# Convert **Tract Baseline → ZIP Baseline** (Population-Weighted)

**Upload two files when prompted:**
1. `baseline_snapshot_Boston_tract.csv`  
2. A **Tract→ZIP crosswalk** CSV (HUD crosswalk recommended).

**Output:** `baseline_snapshot_Boston_ZIP.csv`


In [None]:

# ⬆️ Upload in Colab
import pandas as pd, numpy as np

try:
    from google.colab import files
    print("Upload baseline_snapshot_Boston_tract.csv")
    up1 = files.upload()
    tract_path = list(up1.keys())[0]
    print("Upload tract→ZIP crosswalk CSV")
    up2 = files.upload()
    xwalk_path = list(up2.keys())[0]
except Exception as e:
    tract_path = "baseline_snapshot_Boston_tract.csv"
    xwalk_path = "TRACT_ZIP_CROSSWALK.csv"
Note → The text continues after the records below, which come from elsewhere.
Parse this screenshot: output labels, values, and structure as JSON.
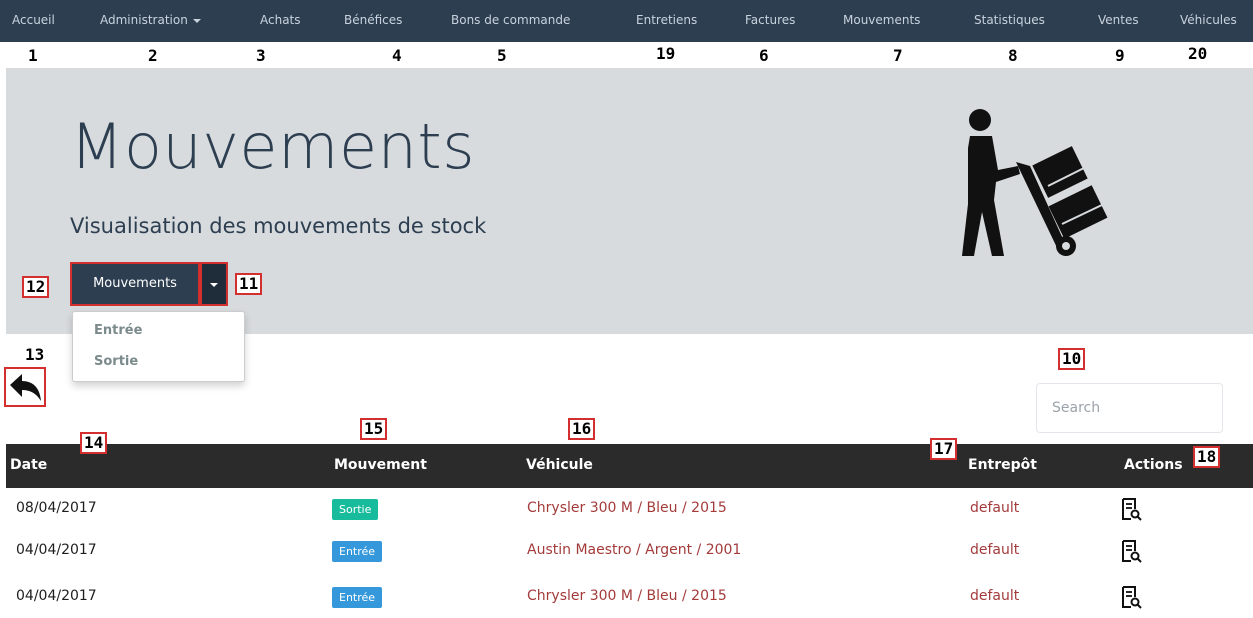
{
  "nav": {
    "items": [
      {
        "label": "Accueil"
      },
      {
        "label": "Administration"
      },
      {
        "label": "Achats"
      },
      {
        "label": "Bénéfices"
      },
      {
        "label": "Bons de commande"
      },
      {
        "label": "Entretiens"
      },
      {
        "label": "Factures"
      },
      {
        "label": "Mouvements"
      },
      {
        "label": "Statistiques"
      },
      {
        "label": "Ventes"
      },
      {
        "label": "Véhicules"
      }
    ]
  },
  "annotations": [
    "1",
    "2",
    "3",
    "4",
    "5",
    "19",
    "6",
    "7",
    "8",
    "9",
    "20",
    "12",
    "11",
    "13",
    "10",
    "14",
    "15",
    "16",
    "17",
    "18"
  ],
  "header": {
    "title": "Mouvements",
    "subtitle": "Visualisation des mouvements de stock",
    "icon": "hand-truck-mover-icon"
  },
  "filter": {
    "button_label": "Mouvements",
    "options": [
      "Entrée",
      "Sortie"
    ]
  },
  "search": {
    "placeholder": "Search"
  },
  "table": {
    "headers": {
      "date": "Date",
      "mouvement": "Mouvement",
      "vehicule": "Véhicule",
      "entrepot": "Entrepôt",
      "actions": "Actions"
    },
    "rows": [
      {
        "date": "08/04/2017",
        "mouvement": "Sortie",
        "vehicule": "Chrysler 300 M / Bleu / 2015",
        "entrepot": "default"
      },
      {
        "date": "04/04/2017",
        "mouvement": "Entrée",
        "vehicule": "Austin Maestro / Argent / 2001",
        "entrepot": "default"
      },
      {
        "date": "04/04/2017",
        "mouvement": "Entrée",
        "vehicule": "Chrysler 300 M / Bleu / 2015",
        "entrepot": "default"
      }
    ]
  },
  "colors": {
    "navbar": "#2c3e50",
    "jumbotron": "#d8dbde",
    "badge_sortie": "#18bc9c",
    "badge_entree": "#3498db",
    "link": "#a33b3b",
    "annotation_box": "#d32f2f"
  }
}
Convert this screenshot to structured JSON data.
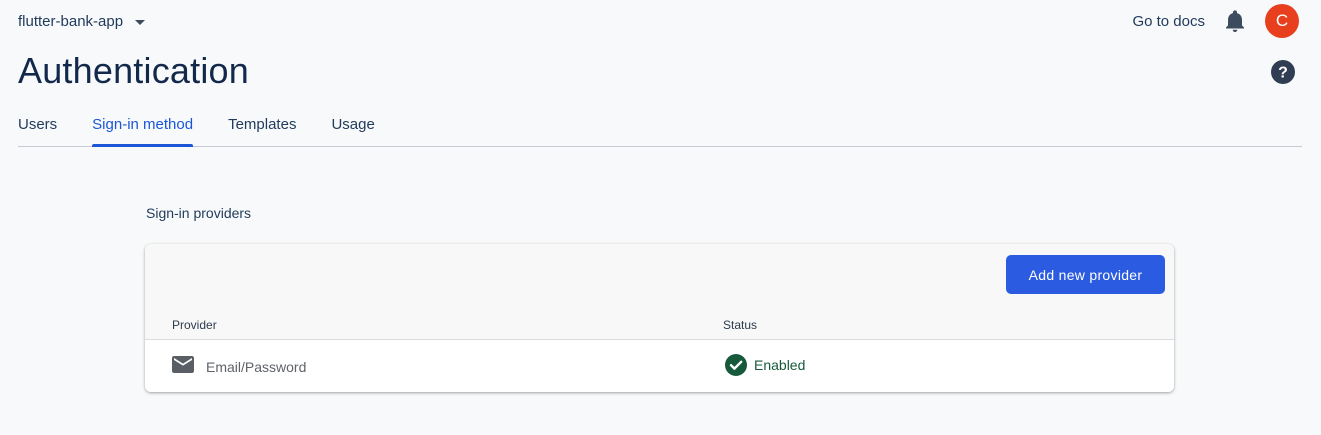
{
  "header": {
    "project_name": "flutter-bank-app",
    "docs_link": "Go to docs",
    "avatar_initial": "C",
    "avatar_color": "#e8401f"
  },
  "page": {
    "title": "Authentication"
  },
  "tabs": [
    {
      "label": "Users",
      "active": false
    },
    {
      "label": "Sign-in method",
      "active": true
    },
    {
      "label": "Templates",
      "active": false
    },
    {
      "label": "Usage",
      "active": false
    }
  ],
  "providers": {
    "heading": "Sign-in providers",
    "add_button": "Add new provider",
    "columns": {
      "provider": "Provider",
      "status": "Status"
    },
    "rows": [
      {
        "icon": "email-icon",
        "name": "Email/Password",
        "status": "Enabled",
        "status_icon": "check-circle-icon"
      }
    ]
  },
  "colors": {
    "accent": "#1a56d6",
    "button": "#2b5be0",
    "enabled": "#175a3b"
  }
}
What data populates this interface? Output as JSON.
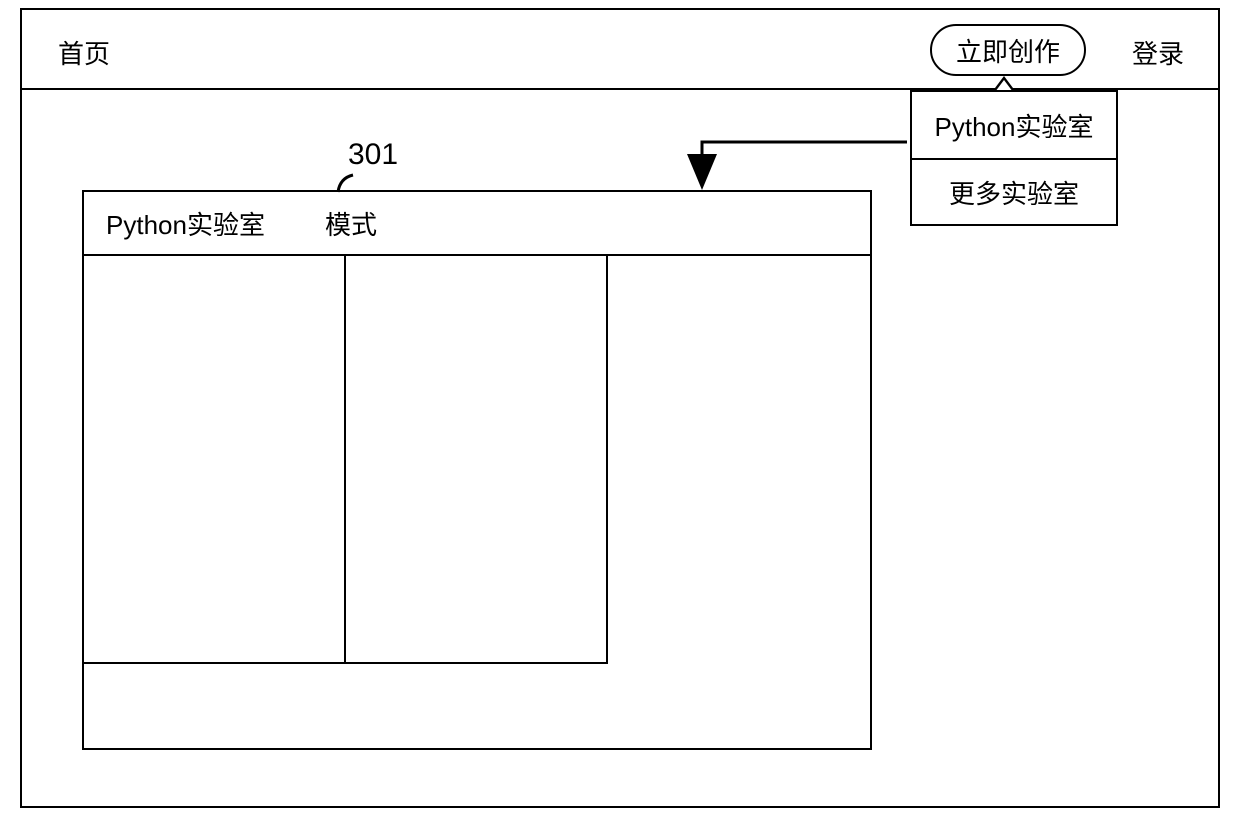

tract = pd.read_csv(tract_path)
xw = pd.read_csv(xwalk_path)

# normalize keys
def only_digits(s):
    return ''.join([ch for ch in str(s) if ch.isdigit()])

xw_cols = [c for c in xw.columns]
# pick tract id column
cand = [c for c in xw_cols if c.lower() in ["geoid","tractfips","tractce","tract","tract id","tract_id"]]
if not cand: raise ValueError("Crosswalk missing tract id column (e.g., GEOID/TRACTFIPS).")
xw_key = cand[0]
xw[xw_key] = xw[xw_key].map(only_digits)

tract_key = "GEOID" if "GEOID" in tract.columns else None
if tract_key is None:
    cand2 = [c for c in tract.columns if "TRACT" in c.upper() or "GEO" in c.upper()]
    if not cand2: raise ValueError("Tract baseline needs GEOID.")
    tract_key = cand2[0]
tract[tract_key] = tract[tract_key].map(only_digits)

# choose weight column
w_cand = [c for c in xw.columns if ("RES" in c.upper()) and ("RATIO" in c.upper() or "WEIGHT" in c.upper())]
weight_col = w_cand[0] if w_cand else None

m = tract.merge(xw, left_on=tract_key, right_on=xw_key, how="inner")

if weight_col is None:
    if "Population" not in m.columns: raise ValueError("Need a weight column or Population in baseline.")
    m["_w"] = m["Population"]
else:
    m["_w"] = pd.to_numeric(m[weight_col], errors="coerce").fillna(0.0)
    if "Population" in m.columns:
        m["_w"] = m["_w"] * m["Population"]

# numeric columns to weight-average
exclude = {tract_key, xw_key, "ZIP", weight_col if weight_col else ""}
num_cols = [c for c in tract.columns if c not in exclude and pd.api.types.is_numeric_dtype(tract[c])]

def agg_zip(g):
    out = {}
    W = g["_w"].sum()
    for c in num_cols:
        out[c] = (g[c]*g["_w"]).sum()/W if W>0 else g[c].mean()
    if "Population" in g.columns:
        out["Population"] = g["Population"].sum()
    return pd.Series(out)

zip_baseline = m.groupby("ZIP").apply(agg_zip).reset_index()

zip_baseline.to_csv("baseline_snapshot_Boston_ZIP.csv", index=False)
print("✅ Wrote baseline_snapshot_Boston_ZIP.csv with", len(zip_baseline), "rows")